O crime ocorreu em plena campanha de candidato fascista à governo do estado de São Paulo

Felipe Silva de Lima, 27 anos, foi executado na manhã da segunda-feira (17.10) de inauguração do primeiro polo físico de uma universidade da Favela de Paraisópolis, zona sul da capital paulista, onde o candidato Tarcísio de Freitas (Republicanos), estava fazendo campanha.

Às 17h06 do mesmo dia, foi aberto um B.O. indicando que não havia presença de armas junto ao corpo. Felipe estava desarmado e foi executado por policiais à paisana há trezentos metros do local onde, no terceiro andar, se encontrava o candidato a governo do estado.

As imagens da ação e das câmeras dos policias não existem. As das câmeras de segurança não foram disponibilizadas.

No Dia Seguinte

Em uma entrevista a jornalistas na terça-feira (18.10) Tarcísio recuou sobre seu posicionamento fascista sobre retirar as câmeras das fardas de policiais militares. Porém, uma semana antes, ele disse que iria tirar os equipamentos causando grande revolta e preocupação a todas as pessoas que sabem da enorme contribuição que essa medida trouxe para a segurança pública aqui e no mundo.

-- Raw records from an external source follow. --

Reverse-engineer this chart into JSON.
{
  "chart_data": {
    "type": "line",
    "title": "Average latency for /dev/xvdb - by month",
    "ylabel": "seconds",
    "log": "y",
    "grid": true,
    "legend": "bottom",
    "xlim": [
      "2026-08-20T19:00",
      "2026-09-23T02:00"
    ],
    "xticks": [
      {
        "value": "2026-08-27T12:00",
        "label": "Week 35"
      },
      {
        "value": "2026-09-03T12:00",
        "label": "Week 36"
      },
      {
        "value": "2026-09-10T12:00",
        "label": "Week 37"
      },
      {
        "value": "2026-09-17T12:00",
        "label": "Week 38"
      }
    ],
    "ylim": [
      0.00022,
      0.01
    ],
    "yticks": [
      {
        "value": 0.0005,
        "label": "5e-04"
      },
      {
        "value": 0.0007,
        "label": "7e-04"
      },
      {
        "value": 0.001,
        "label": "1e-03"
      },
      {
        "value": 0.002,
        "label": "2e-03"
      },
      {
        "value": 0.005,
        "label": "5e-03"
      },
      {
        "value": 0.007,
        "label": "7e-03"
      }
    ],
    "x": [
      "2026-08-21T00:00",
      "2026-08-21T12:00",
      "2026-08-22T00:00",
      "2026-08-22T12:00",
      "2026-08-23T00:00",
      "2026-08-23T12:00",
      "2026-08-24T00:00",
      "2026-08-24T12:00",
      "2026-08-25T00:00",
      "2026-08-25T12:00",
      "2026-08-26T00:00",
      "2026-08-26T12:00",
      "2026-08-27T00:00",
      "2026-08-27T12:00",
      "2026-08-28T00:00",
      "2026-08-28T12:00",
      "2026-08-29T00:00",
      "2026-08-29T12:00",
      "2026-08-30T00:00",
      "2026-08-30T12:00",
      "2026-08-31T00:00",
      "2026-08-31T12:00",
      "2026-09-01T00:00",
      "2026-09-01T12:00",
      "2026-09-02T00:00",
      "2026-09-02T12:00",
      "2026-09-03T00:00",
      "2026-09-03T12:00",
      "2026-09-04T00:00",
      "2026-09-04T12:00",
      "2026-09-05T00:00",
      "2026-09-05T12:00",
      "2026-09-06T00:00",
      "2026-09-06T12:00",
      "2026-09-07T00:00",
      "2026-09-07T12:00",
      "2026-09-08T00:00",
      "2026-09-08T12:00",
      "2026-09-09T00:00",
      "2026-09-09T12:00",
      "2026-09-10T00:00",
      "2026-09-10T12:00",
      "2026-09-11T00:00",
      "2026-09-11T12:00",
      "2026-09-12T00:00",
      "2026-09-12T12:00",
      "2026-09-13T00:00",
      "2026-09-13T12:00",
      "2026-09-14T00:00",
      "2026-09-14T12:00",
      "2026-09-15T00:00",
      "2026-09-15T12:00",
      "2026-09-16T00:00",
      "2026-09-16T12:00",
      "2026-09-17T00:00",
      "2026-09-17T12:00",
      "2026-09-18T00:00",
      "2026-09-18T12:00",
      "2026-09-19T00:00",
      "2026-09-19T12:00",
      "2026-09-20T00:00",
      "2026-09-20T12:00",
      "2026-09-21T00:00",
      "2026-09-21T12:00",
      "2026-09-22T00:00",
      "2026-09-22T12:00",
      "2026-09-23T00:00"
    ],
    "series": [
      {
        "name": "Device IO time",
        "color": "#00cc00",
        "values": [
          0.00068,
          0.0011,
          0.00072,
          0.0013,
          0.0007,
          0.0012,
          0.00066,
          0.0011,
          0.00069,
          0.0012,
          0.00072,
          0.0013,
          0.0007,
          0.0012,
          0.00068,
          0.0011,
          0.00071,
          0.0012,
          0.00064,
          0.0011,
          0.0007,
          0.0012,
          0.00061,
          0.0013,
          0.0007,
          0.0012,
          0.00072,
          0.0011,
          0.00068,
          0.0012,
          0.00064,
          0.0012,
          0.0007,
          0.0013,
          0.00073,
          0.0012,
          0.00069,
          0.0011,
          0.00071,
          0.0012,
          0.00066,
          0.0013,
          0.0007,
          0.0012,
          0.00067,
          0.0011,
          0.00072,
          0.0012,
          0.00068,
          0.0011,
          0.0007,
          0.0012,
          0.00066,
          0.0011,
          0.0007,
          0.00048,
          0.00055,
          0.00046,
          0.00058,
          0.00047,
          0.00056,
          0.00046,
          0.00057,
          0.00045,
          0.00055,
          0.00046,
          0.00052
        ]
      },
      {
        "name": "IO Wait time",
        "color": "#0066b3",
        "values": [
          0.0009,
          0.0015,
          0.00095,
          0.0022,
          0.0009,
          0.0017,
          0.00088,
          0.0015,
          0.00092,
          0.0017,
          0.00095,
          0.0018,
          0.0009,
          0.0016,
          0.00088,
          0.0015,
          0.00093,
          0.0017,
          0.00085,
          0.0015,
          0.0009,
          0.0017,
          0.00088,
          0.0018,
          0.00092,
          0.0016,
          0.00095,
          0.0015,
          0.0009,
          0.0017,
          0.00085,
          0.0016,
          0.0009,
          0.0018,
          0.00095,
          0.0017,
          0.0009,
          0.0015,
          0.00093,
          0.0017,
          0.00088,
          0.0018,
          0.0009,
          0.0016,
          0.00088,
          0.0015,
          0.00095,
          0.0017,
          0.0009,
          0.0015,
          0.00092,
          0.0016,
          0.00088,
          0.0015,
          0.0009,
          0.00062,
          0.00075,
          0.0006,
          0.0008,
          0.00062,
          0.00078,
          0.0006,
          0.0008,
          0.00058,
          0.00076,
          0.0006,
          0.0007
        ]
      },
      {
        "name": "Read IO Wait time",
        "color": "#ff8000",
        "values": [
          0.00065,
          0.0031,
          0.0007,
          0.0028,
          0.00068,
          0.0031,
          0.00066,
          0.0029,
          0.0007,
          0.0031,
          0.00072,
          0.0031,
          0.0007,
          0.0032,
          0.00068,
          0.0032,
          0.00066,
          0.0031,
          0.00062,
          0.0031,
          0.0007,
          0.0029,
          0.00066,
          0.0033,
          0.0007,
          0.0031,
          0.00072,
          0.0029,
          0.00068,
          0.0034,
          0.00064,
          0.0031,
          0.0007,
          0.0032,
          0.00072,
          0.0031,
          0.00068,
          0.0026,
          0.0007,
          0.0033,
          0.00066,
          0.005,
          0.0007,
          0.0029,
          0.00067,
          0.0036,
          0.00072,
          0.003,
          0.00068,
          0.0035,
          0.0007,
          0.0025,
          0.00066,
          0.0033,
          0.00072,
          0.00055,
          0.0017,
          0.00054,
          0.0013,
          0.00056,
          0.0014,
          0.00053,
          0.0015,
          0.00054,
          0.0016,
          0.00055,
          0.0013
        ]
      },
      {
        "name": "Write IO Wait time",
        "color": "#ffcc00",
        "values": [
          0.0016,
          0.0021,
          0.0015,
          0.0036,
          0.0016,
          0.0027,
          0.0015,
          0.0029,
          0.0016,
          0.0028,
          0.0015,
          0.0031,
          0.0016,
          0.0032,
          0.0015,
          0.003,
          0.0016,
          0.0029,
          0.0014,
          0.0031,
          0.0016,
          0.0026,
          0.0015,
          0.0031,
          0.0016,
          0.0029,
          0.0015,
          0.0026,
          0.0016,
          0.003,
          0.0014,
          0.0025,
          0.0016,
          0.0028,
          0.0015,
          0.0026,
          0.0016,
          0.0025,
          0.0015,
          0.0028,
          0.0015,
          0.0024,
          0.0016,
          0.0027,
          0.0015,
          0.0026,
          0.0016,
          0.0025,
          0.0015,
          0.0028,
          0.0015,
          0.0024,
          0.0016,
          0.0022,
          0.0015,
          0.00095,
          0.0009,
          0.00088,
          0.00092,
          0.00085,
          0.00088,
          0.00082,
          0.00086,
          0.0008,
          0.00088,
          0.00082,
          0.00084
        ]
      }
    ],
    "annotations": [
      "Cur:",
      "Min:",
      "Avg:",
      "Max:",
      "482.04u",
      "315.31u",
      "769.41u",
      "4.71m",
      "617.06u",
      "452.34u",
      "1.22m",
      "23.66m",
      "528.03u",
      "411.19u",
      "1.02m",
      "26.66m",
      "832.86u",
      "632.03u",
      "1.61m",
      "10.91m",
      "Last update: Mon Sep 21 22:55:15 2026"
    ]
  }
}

Desde a implementação das câmeras de segurança em 2021, cerca de 85% do número de mortes por intervenção policial despencou. Se trata da preservação da vida de pessoas suspeitas, mas também da vida de policiais e de pessoas do entorno que podem ser atingidas.

Nós da Rede de Proteção e Resistência Contra o Genocídio, sabemos o quanto as provas são fundamentais para denunciar a perversidade dos agentes de estado cometidos contra a população pobre, preta e da periferia.

Uma Semana Depois do Crime

O grupo Tortura Nunca Mais enviou enviou na terça-feira (25.10) um pedido de esclarecimento junto à Ouvidoria das Polícias do Estado, motivado pela divulgação de um áudio pelo jornal Folha de São Paulo onde um dos seguranças da comitiva do candidato bolsonarista pede para que um cinegrafista da Jovem Pan apague imagens feitas no momento dos tiros.

A Rede esteve presente em Paraisópolis no dia do “atentado” por solicitação das famílias vítimas de crimes do Estado que acompanhamos.

Durante toda manhã recebemos informações que contradiziam ao anunciado nas mídias. O medo perpassava o olhar de muitos que estavam lá. Uma população, que vivencia cotidianamente a discriminação e várias formas de violência.

Histórico

A Operação Saturação de 2010, ainda está presente na memória de alguns moradores. Na época, muitos perderam emprego, foram ameaçados e tiveram suas casas invadidas apenas pelo fato de morar na favela de Paraisópolis, a segunda maior favela da cidade e uma área bastante almejada pela especulação imobiliária.

Quase 10 anos depois, em dezembro de 2019, a execução dos 9 jovens durante uma festa, incluída uma mulher e um garoto de 16 anos, é outra mostra do despreparo e covardia das forças do Estado.

Inúmeras situações de violência tem como desfecho mais violência contra todos os moradores.

Quando os tiros começaram a ecoar pela comunidade na manhã do dia 17 de outubro, no horário que as crianças estavam indo e voltando da escola, a primeira coisa que muitos fizeram foi se proteger em suas casas, para garantir suas vidas.

Mais uma vítima

Felipe Silva de Lima é mais uma vítima do fascismo cada dia mais presente na vida do povo brasileiro. O que restou para comunidade foi enterrar mais um dos seus jovens, e o medo das possíveis represálias.

Não podemos ignorar interesses políticos, de um governo fascista e sanguinário que deseja continuar perpetuando o genocídio de um povo historicamente massacrado.

Avanços como o programa Olho Vivo precisam ser preservados, assim como a valorização de outras medidas que melhorem a segurança e condição de vida da população.

Nos posicionamos ABSOLUTAMENTE CONTRA todas as propostas, ações, campanhas e governos que agravem ainda mais a situação precária do povo de São Paulo e de todo o país.

ESTAMOS DO LADO DO POVO!
FELIPE SILVA DE LIMA, PRESENTE!
CONTRA O FASCISMO, CONTRA O GENOCÍDIO, PODER POPULAR!